The enthalpies of formation of gaseous ${\mathrm{N}}_2\mathrm{O}$ and NO at 298 K are 82.0 and 90.0KJ mol^-1 respectively. The enthalpy change of the reaction ${\mathrm{N}}_2\mathrm{O}\left(\mathrm{g}\right)+\frac{1}{2}{\mathrm{O}}_2\left(\mathrm{g}\right)\to 2\mathrm{NO}\left(\mathrm{g}\right)$ is 

$$\begin{gathered} {\mathrm{N}}_2+\frac{1}{2}{\mathrm{O}}_2\to {\mathrm{N}}_2\mathrm{O}, ∆{\mathrm{H}}_1=82.0 \mathrm{kJ}/\mathrm{mol}...\left(\mathrm{i}\right) \\ \frac{1}{2}{\mathrm{N}}_2+\frac{1}{2}{\mathrm{O}}_2\to \mathrm{NO}, ∆{\mathrm{H}}_2=90.0 \mathrm{kJ}/\mathrm{mol}...\left(\mathrm{ii}\right) \end{gathered}$$

Reverse equation (i), multiply equation (ii) by 2. Then subtract (ii) from (i).

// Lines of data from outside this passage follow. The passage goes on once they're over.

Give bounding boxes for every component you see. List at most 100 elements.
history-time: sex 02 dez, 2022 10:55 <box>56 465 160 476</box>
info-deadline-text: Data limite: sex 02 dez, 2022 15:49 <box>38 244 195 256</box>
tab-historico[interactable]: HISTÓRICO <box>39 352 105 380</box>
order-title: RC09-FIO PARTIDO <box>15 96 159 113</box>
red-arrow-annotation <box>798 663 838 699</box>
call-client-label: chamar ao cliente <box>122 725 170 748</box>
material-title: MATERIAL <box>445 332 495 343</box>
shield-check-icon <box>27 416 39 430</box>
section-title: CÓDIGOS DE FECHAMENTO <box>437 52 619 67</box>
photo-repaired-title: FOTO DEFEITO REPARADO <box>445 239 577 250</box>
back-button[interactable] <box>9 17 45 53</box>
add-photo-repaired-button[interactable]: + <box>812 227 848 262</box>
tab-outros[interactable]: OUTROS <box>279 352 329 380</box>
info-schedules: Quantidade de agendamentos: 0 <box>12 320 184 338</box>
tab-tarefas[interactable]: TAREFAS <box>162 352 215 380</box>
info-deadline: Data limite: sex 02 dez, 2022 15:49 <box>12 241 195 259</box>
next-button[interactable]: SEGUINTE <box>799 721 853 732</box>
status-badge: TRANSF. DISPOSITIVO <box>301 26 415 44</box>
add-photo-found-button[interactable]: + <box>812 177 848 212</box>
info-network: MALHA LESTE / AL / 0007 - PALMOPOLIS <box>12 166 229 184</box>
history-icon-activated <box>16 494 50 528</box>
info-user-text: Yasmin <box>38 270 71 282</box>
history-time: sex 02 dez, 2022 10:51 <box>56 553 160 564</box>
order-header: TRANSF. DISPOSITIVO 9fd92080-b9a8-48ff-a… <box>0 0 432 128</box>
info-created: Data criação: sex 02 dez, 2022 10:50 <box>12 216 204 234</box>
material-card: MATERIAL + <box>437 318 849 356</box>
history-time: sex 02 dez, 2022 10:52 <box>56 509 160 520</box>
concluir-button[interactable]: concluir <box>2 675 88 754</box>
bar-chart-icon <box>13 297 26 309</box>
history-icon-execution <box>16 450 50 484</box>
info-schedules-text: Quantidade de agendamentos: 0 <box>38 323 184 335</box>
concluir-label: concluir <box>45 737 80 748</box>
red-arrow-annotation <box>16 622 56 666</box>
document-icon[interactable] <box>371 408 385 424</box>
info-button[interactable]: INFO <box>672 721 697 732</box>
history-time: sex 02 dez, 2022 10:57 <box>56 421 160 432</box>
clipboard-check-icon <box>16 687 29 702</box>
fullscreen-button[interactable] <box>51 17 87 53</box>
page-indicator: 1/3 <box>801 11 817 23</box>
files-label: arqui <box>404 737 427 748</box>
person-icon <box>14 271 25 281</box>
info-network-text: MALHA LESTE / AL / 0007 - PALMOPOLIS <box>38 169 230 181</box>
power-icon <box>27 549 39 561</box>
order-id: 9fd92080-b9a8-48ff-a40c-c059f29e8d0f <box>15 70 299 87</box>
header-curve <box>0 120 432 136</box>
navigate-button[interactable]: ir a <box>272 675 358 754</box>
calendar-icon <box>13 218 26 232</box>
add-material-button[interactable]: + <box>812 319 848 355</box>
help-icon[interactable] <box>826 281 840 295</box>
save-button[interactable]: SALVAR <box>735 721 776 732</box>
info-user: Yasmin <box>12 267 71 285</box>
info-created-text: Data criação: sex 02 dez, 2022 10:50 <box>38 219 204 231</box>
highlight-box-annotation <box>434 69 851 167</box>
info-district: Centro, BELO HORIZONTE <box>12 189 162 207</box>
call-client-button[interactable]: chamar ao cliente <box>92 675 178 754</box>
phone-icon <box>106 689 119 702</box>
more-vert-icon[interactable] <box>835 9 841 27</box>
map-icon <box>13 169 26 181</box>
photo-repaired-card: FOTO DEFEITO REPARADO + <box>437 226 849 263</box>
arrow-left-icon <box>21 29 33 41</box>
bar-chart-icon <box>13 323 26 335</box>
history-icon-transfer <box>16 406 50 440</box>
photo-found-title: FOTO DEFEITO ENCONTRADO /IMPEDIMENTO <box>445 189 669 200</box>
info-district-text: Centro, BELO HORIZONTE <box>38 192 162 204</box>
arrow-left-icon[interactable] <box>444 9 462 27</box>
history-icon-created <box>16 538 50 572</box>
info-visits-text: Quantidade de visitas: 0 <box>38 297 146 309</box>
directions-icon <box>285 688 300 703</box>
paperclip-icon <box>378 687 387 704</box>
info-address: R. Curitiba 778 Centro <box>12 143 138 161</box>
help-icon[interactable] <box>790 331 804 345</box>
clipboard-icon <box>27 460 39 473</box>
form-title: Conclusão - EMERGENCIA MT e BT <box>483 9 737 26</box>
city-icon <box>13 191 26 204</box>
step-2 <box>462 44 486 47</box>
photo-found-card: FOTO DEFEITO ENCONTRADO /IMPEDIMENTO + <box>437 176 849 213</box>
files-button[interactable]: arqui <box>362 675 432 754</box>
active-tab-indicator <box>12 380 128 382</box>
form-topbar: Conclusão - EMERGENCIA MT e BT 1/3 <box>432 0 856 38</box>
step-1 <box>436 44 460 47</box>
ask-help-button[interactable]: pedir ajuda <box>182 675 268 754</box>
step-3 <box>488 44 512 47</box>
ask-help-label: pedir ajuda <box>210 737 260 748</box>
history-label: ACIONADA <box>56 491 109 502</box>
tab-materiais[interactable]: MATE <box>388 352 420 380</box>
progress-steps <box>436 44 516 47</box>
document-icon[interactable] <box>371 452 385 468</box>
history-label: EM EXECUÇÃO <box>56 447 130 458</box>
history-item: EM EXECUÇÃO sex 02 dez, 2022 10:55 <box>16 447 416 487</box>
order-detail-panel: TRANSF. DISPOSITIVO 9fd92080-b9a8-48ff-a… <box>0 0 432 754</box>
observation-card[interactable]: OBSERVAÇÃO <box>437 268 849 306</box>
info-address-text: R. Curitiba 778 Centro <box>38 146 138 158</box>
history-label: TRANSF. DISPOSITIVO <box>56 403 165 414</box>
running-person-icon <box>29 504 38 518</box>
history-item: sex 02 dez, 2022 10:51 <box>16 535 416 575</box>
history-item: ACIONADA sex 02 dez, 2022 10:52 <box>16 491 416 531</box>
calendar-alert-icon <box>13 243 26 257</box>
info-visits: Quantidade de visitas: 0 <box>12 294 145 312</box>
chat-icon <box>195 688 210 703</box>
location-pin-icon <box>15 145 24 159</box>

$$\begin{gathered} \left(\frac{1}{2}{\mathrm{N}}_2+\frac{1}{2}{\mathrm{O}}_2\to \mathrm{NO}, ∆{\mathrm{H}}_2=90.0 \mathrm{kJ}/\mathrm{mol}...\left(\mathrm{ii}\right)\right)\times 2 \\ {\mathrm{N}}_2\mathrm{O}\to {\mathrm{N}}_2+\frac{1}{2}{\mathrm{O}}_2, ∆{\mathrm{H}}_1=-82.0 \mathrm{kJ}/\mathrm{mol}...\left(\mathrm{i}\right) \\ {\mathrm{N}}_2+{\mathrm{O}}_2\to 2\mathrm{NO}, ∆{\mathrm{H}}_2=180.0 \mathrm{kJ}/\mathrm{mol}...\left(\mathrm{ii}\right) \\ \overline{{\mathrm{N}}_2\mathrm{O}+\frac{1}{2}{\mathrm{O}}_2\to 2\mathrm{NO}, ∆\mathrm{H}=98 \mathrm{kJ}/\mathrm{mol}} \end{gathered}$$